I have a pond on my property with all the native critters including bullfrogs. I have seen them catch and eat marsh voles, sparrows, and hatchling red wing blackbirds. Inturn they are prey for snapping turtles, visiting herons, and a swimming barn cat. The grandkids had one for a summer that lived on mice.


----------



## Isa (Apr 20, 2009)

You have an amazing pond Terry, I am so jealous  and now, to make me more jealous, you have frogs in it  I love frogs, they are just so cute. Seriously, your pond is beautiful. If you have more pics, please do not hesitate to post them


----------



## Stazz (Apr 20, 2009)

Ooooooooooo what a beautiful pond Terry !!! You are so lucky !! Hopefully I can have one like that too one day!


----------



## Weloveourtortoise (Apr 20, 2009)

your pond is amazing! I wish we could have one, we live in a condo. It must be a lot of work to keep up, but beautiful!


----------



## BigBiscuit (Apr 20, 2009)

I am very jealous of your pond, and critters.


----------



## shelber10 (Apr 21, 2009)

you have an amazing pond and back yard its making me jealouse


----------



## terryo (Apr 21, 2009)

Don't be jealous....I was sick and going through a very bad time, and my son wanted to do something to make me happy again, so that is how I got the pond, and the yard came the same way. In life sometimes, something good comes with something bad, but no matter how good it is, it doesn't make up for the bad.

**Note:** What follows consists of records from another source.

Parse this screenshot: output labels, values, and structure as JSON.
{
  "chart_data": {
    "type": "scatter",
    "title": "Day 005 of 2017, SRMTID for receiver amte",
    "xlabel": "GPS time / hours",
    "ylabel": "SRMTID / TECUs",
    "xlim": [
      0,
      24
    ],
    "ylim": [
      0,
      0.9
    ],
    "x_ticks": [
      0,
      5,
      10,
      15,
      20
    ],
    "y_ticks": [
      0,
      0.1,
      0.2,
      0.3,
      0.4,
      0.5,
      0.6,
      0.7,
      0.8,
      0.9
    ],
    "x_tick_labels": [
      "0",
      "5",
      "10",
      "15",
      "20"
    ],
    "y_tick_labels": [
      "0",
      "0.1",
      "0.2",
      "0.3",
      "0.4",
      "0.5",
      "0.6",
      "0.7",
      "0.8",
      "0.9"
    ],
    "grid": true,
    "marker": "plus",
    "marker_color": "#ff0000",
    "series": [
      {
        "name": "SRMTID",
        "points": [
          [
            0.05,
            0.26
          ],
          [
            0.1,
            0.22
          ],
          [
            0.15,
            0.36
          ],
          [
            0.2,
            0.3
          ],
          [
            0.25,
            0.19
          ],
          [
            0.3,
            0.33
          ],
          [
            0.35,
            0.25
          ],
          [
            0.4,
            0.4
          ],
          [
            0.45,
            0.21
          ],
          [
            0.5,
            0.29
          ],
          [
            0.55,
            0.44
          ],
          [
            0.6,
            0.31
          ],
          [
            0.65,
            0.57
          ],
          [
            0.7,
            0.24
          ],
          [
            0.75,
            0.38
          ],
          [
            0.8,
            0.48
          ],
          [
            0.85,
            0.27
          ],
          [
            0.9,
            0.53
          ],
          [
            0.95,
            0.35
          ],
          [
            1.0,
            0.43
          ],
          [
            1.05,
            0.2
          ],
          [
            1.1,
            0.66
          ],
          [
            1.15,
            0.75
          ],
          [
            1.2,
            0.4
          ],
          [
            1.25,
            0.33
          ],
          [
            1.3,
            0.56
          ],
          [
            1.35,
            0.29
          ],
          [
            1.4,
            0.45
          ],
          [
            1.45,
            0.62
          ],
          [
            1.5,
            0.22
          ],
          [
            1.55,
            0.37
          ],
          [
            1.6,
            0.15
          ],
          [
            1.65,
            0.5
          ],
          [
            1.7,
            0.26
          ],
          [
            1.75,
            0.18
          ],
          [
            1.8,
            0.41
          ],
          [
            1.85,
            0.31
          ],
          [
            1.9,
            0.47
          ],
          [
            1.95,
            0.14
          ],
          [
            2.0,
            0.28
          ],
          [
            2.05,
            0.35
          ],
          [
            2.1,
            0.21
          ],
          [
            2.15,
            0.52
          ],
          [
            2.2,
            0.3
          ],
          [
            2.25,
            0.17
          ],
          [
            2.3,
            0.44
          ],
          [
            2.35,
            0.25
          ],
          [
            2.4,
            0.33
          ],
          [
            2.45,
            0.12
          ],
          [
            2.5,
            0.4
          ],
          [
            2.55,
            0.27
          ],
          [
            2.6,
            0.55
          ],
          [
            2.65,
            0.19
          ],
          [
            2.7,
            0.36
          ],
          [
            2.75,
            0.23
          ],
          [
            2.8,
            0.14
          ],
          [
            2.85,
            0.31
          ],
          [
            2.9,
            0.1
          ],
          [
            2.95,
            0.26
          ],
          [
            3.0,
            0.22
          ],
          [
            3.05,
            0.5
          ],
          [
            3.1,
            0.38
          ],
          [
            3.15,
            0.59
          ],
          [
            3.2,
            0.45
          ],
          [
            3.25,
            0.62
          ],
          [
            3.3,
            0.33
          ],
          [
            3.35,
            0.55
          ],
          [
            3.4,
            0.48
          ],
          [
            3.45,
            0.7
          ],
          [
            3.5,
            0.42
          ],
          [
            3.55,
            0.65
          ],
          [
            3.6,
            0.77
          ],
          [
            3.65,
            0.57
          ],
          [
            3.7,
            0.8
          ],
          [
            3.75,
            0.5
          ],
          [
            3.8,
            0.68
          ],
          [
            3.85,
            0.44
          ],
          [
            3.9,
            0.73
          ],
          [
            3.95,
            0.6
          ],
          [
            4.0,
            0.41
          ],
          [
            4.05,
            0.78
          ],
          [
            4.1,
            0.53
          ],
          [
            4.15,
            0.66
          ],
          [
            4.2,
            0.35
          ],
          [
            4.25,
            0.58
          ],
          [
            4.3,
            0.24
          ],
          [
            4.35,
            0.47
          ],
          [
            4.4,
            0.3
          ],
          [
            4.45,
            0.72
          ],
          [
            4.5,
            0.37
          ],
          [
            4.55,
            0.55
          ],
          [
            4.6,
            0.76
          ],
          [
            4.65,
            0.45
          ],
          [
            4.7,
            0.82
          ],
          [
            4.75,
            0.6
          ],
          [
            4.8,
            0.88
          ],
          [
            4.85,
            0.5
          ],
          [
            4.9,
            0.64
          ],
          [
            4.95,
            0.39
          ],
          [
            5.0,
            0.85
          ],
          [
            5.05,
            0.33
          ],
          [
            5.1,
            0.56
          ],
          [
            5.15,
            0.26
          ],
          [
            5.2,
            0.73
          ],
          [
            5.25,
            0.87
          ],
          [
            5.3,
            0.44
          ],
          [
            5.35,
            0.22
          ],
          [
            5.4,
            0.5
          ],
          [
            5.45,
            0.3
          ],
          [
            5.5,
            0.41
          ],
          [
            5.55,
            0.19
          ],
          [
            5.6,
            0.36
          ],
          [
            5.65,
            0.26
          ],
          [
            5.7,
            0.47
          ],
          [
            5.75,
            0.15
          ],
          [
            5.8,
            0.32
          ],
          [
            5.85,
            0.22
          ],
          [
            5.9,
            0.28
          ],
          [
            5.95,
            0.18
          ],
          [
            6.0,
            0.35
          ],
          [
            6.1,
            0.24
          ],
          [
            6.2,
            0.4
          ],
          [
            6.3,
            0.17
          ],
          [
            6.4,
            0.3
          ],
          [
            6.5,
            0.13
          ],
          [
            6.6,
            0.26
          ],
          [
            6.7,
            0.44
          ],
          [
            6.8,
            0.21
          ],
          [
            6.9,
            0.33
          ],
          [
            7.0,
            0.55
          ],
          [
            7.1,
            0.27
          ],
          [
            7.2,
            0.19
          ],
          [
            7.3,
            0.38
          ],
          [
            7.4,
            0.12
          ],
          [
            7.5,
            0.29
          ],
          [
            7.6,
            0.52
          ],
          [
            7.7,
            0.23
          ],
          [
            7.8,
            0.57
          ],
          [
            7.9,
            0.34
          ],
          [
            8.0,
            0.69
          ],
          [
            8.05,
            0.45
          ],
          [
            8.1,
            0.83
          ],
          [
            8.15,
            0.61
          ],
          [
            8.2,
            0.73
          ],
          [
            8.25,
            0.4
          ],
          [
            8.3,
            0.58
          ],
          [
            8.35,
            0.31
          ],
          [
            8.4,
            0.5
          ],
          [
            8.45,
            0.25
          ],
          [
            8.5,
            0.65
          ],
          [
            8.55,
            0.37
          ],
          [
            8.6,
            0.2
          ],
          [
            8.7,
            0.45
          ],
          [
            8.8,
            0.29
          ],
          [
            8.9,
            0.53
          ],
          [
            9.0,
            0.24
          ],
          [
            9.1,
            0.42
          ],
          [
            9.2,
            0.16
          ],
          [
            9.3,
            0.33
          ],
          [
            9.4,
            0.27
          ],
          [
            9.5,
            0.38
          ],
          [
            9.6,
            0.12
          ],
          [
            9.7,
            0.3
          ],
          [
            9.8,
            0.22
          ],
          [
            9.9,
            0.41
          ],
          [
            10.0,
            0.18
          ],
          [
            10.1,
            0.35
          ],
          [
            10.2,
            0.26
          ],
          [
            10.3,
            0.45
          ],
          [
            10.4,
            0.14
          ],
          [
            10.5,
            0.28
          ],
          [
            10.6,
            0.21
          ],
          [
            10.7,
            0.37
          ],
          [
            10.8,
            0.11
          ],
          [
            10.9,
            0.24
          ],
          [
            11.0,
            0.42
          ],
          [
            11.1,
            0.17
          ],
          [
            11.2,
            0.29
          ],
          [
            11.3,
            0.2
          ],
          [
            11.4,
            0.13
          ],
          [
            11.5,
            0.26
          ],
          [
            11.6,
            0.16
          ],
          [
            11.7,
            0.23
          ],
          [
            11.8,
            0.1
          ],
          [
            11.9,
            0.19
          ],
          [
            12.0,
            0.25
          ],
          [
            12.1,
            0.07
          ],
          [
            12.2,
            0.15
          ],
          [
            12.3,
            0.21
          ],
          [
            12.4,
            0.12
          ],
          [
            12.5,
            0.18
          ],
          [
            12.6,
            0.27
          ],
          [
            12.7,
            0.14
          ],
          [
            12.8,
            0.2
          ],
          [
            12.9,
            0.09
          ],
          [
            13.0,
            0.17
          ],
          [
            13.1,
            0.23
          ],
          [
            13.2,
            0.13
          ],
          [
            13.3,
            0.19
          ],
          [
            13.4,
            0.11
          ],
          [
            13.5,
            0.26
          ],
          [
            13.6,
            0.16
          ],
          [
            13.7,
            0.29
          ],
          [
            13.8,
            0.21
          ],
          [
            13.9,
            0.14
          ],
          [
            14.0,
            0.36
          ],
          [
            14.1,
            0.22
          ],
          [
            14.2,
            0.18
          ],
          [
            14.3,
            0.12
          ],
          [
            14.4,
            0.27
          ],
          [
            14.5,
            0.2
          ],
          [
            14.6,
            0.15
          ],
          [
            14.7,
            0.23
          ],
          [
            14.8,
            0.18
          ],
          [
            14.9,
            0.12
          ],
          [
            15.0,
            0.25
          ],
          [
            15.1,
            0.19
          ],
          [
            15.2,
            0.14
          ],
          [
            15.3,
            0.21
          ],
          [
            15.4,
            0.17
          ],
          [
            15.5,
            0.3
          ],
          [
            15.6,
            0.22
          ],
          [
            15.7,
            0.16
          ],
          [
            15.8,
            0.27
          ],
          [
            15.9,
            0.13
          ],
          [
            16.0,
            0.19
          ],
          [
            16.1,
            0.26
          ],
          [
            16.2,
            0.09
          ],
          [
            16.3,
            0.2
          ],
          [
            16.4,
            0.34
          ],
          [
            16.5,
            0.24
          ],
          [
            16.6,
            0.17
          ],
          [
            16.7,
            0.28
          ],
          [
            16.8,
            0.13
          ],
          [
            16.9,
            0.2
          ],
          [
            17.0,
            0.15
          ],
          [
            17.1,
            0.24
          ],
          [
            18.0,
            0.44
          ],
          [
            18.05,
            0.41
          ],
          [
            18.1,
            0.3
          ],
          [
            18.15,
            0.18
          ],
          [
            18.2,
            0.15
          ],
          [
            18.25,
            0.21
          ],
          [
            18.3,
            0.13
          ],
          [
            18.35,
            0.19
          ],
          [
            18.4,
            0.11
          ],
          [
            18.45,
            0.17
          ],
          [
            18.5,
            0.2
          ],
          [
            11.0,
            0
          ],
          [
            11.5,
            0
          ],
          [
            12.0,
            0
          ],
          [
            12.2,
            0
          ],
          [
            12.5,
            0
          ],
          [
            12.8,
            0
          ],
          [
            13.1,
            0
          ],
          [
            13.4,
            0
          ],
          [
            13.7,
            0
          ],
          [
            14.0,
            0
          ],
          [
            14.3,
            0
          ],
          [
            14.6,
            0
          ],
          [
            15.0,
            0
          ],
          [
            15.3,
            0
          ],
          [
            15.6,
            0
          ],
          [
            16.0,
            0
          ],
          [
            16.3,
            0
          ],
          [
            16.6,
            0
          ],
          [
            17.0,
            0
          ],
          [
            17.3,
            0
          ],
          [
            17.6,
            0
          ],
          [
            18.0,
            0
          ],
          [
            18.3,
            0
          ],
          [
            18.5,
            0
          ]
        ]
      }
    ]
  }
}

Thank you for the compliments.


----------



## Isa (Apr 22, 2009)

terryo said:


> Don't be jealous....I was sick and going through a very bad time, and my son wanted to do something to make me happy again, so that is how I got the pond, and the yard came the same way. In life sometimes, something good comes with something bad, but no matter how good it is, it doesn't make up for the bad. Thank you for the compliments.



Terry
Your sounds like a really nice person to want to make his mom happy like that. I hope the bad times are over and that you are feeling better


----------